Of the roughly 300 workers whose blood samples he tested every three months, he said
a third
of them had 50 micrograms of lead per deciliter of blood in their bodies.
The average for battery recyclers in the United States in 2022 was 9 micrograms, according to a battery trade group.
Lead experts in the United States say that workers whose lead level reaches 30 micrograms of lead per deciliter of blood should be
kept away from the source of the metal.
"It's alarming," says Coronado, who left the plant in 2021 and now works at a local health clinic.
Coronado said the company typically gave workers with high lead levels
multivitamins and milk
, neither of which experts say will do anything to improve lead exposure.
Instead, they say, the most effective treatments include giving patients drugs that specifically target lead in the body and remove it.

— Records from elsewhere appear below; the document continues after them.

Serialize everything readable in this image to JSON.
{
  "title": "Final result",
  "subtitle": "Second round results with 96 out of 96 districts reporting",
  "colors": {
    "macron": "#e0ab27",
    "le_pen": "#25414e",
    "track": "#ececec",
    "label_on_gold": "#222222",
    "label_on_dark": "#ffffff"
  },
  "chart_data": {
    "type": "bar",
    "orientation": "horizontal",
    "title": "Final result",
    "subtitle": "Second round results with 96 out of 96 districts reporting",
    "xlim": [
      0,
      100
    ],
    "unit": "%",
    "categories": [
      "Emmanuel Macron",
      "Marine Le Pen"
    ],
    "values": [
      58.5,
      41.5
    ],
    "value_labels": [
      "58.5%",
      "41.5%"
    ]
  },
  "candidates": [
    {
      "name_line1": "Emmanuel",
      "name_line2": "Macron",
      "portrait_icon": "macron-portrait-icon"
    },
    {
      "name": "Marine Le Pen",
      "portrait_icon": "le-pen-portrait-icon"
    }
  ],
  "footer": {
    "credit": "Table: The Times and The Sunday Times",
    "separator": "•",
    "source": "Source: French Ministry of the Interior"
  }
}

The Gonher Group did not respond to a request for comment.
Although no amount of lead in the body is safe, levels like those found in workers at the Gonher plant can have serious consequences, said Dr. Michael Kosnett, an expert on workplace lead exposure and associate adjunct professor of the Colorado School of Public Health.
"It should not be tolerated," he said.
"Among the most significant long-term adverse effects associated with blood lead at adolescent levels or above is a documented risk of death from heart disease."
As for González, he said that he had offered to cover the containers that contained lead dust.
But his supervisor told him that it was not a priority.
González said he was fired from the plant in 2021 as part of what the company told him was a restructuring.
In his five years at the plant, he had never missed a day of work, he said, and he believes he was fired at least in part because of concerns he repeatedly raised about lead exposure.
González, who now works renting out stereos for private events, said her friends who work at the recycling plant say little has changed.
"There is a lot of rancor," he said.